JAKARTA, RADARTASIK.ID – Efek rebalancing indeks MSCI (Morgan Stanley Capital International) periode Mei 2026 menghadirkan fenomena yang menarik di pasar modal Indonesia.
Sejumlah saham yang resmi dikeluarkan dari indeks MSCI Global Standard Indexes justru mencatat penguatan signifikan pada hari efektif rebalancing, sementara saham-saham perbankan berkapitalisasi besar mengalami tekanan dan menjadi pemberat Indeks Harga Saham Gabungan (IHSG).
Penyesuaian indeks MSCI tersebut resmi berlaku pada penutupan perdagangan Jumat, 29 Mei 2026, mengikuti hasil tinjauan indeks yang diumumkan pada 12 Mei 2026.
Baca Juga:Permainan Tradisional Sunda Ini Ternyata Bisa Bikin Matematika Lebih Mudah Dipahami Siswa SD di TasikmalayaTaspen Salurkan Gaji Ketiga Belas Pensiunan ASN Mulai 2 Juni 2026, Tanpa Prosedur Ribet
Berdasarkan catatan Stockbit, dari enam saham yang dikeluarkan dari MSCI Global Standard Indexes, empat di antaranya berhasil mengakhiri perdagangan di zona hijau.
Bahkan, saham Barito Renewables Energy (BREN) dan Petrindo Jaya Kreasi (CUAN) melesat hingga menyentuh batas atas auto rejection (ARA) sebesar 25 persen.
Kinerja impresif kedua saham tersebut turut memberikan sentimen positif terhadap sejumlah emiten lain yang berada dalam lingkup grup dan konglomerasi terkait.
Saham Bukit Uluwatu Villa (BUVA) serta Sinergi Inti Andalan Prima (INET) ikut mendapatkan dorongan kenaikan seiring meningkatnya minat investor terhadap sektor dan grup usaha yang sama.
Sebaliknya, mayoritas saham yang dikeluarkan dari indeks MSCI Small Cap Indexes justru bergerak melemah pada perdagangan hari yang sama, menunjukkan bahwa respons pasar tidak terjadi secara merata di seluruh emiten yang terdampak rebalancing.
Big Banks Terbebani Penyesuaian Bobot MSCI
Di sisi lain, saham-saham unggulan atau blue chip, khususnya sektor perbankan, mengalami tekanan jual yang cukup besar.
Pelemahan ini terutama dikaitkan dengan penurunan bobot saham dalam indeks MSCI sebagai dampak penyesuaian free float yang digunakan dalam perhitungan indeks.
Beberapa saham bank besar yang mencatat penurunan antara lain:
Baca Juga:7 Rekomendasi Tempat Belajar Ngaji Online Terbaik untuk DewasaKompak!
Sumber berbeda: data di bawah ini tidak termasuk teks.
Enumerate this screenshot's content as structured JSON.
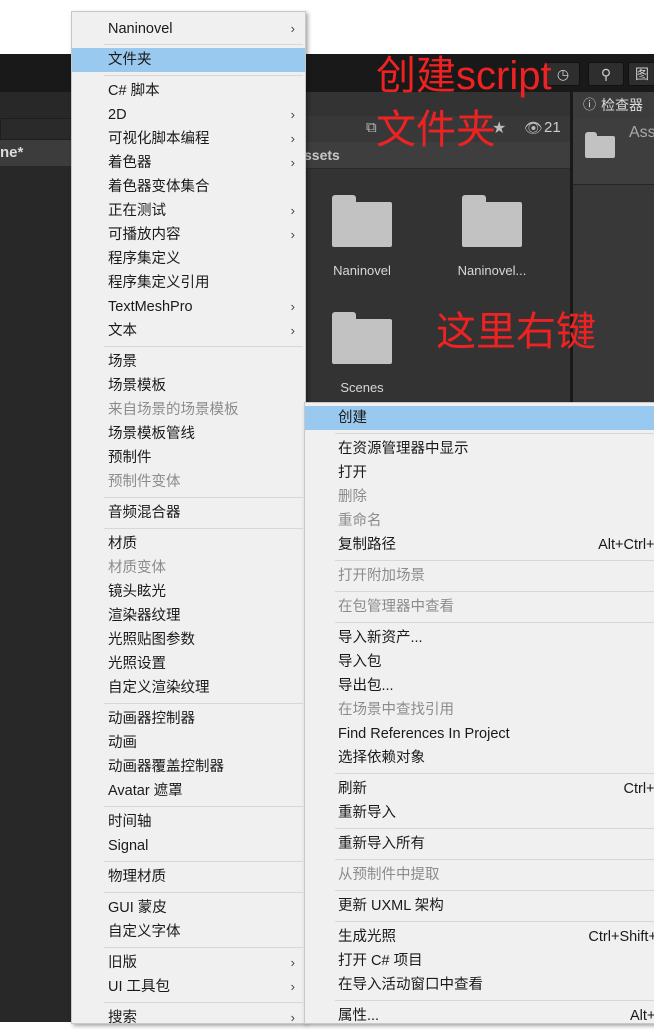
{
  "editor": {
    "left_tab_fragment": "ne*",
    "assets_header": "ssets",
    "visibility_count": "21",
    "inspector_title": "检查器",
    "inspector_fragment": "Ass",
    "layout_fragment": "图",
    "folders": [
      "Naninovel",
      "Naninovel...",
      "Scenes"
    ]
  },
  "annotations": {
    "line1": "创建script",
    "line2": "文件夹",
    "right_click": "这里右键"
  },
  "create_menu": {
    "items": [
      {
        "label": "Naninovel",
        "arrow": true
      },
      {
        "sep": true
      },
      {
        "label": "文件夹",
        "selected": true
      },
      {
        "sep": true
      },
      {
        "label": "C# 脚本"
      },
      {
        "label": "2D",
        "arrow": true
      },
      {
        "label": "可视化脚本编程",
        "arrow": true
      },
      {
        "label": "着色器",
        "arrow": true
      },
      {
        "label": "着色器变体集合"
      },
      {
        "label": "正在测试",
        "arrow": true
      },
      {
        "label": "可播放内容",
        "arrow": true
      },
      {
        "label": "程序集定义"
      },
      {
        "label": "程序集定义引用"
      },
      {
        "label": "TextMeshPro",
        "arrow": true
      },
      {
        "label": "文本",
        "arrow": true
      },
      {
        "sep": true
      },
      {
        "label": "场景"
      },
      {
        "label": "场景模板"
      },
      {
        "label": "来自场景的场景模板",
        "disabled": true
      },
      {
        "label": "场景模板管线"
      },
      {
        "label": "预制件"
      },
      {
        "label": "预制件变体",
        "disabled": true
      },
      {
        "sep": true
      },
      {
        "label": "音频混合器"
      },
      {
        "sep": true
      },
      {
        "label": "材质"
      },
      {
        "label": "材质变体",
        "disabled": true
      },
      {
        "label": "镜头眩光"
      },
      {
        "label": "渲染器纹理"
      },
      {
        "label": "光照贴图参数"
      },
      {
        "label": "光照设置"
      },
      {
        "label": "自定义渲染纹理"
      },
      {
        "sep": true
      },
      {
        "label": "动画器控制器"
      },
      {
        "label": "动画"
      },
      {
        "label": "动画器覆盖控制器"
      },
      {
        "label": "Avatar 遮罩"
      },
      {
        "sep": true
      },
      {
        "label": "时间轴"
      },
      {
        "label": "Signal"
      },
      {
        "sep": true
      },
      {
        "label": "物理材质"
      },
      {
        "sep": true
      },
      {
        "label": "GUI 蒙皮"
      },
      {
        "label": "自定义字体"
      },
      {
        "sep": true
      },
      {
        "label": "旧版",
        "arrow": true
      },
      {
        "label": "UI 工具包",
        "arrow": true
      },
      {
        "sep": true
      },
      {
        "label": "搜索",
        "arrow": true
      }
    ]
  },
  "context_menu": {
    "items": [
      {
        "label": "创建",
        "selected": true
      },
      {
        "sep": true
      },
      {
        "label": "在资源管理器中显示"
      },
      {
        "label": "打开"
      },
      {
        "label": "删除",
        "disabled": true
      },
      {
        "label": "重命名",
        "disabled": true
      },
      {
        "label": "复制路径",
        "shortcut": "Alt+Ctrl+C"
      },
      {
        "sep": true
      },
      {
        "label": "打开附加场景",
        "disabled": true
      },
      {
        "sep": true
      },
      {
        "label": "在包管理器中查看",
        "disabled": true
      },
      {
        "sep": true
      },
      {
        "label": "导入新资产..."
      },
      {
        "label": "导入包"
      },
      {
        "label": "导出包..."
      },
      {
        "label": "在场景中查找引用",
        "disabled": true
      },
      {
        "label": "Find References In Project"
      },
      {
        "label": "选择依赖对象"
      },
      {
        "sep": true
      },
      {
        "label": "刷新",
        "shortcut": "Ctrl+R"
      },
      {
        "label": "重新导入"
      },
      {
        "sep": true
      },
      {
        "label": "重新导入所有"
      },
      {
        "sep": true
      },
      {
        "label": "从预制件中提取",
        "disabled": true
      },
      {
        "sep": true
      },
      {
        "label": "更新 UXML 架构"
      },
      {
        "sep": true
      },
      {
        "label": "生成光照",
        "shortcut": "Ctrl+Shift+L"
      },
      {
        "label": "打开 C# 项目"
      },
      {
        "label": "在导入活动窗口中查看"
      },
      {
        "sep": true
      },
      {
        "label": "属性...",
        "shortcut": "Alt+P"
      }
    ]
  }
}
Puluhan Rider Honda ADV Taklukkan Jalur Pegunungan Menuju Curug Citambur
- Bank Central Asia (BBCA) turun 4,6 persen
- Bank Rakyat Indonesia (BBRI) melemah 3,9 persen
- Bank Negara Indonesia (BBNI) terkoreksi 3,7 persen
- Bank Mandiri (BMRI) turun 1,2 persen
Tekanan terhadap saham-saham perbankan tersebut menjadi faktor utama yang menahan laju IHSG.
Setelah bergerak di zona positif sepanjang sebagian besar sesi perdagangan, indeks akhirnya ditutup melemah tipis 0,05 persen.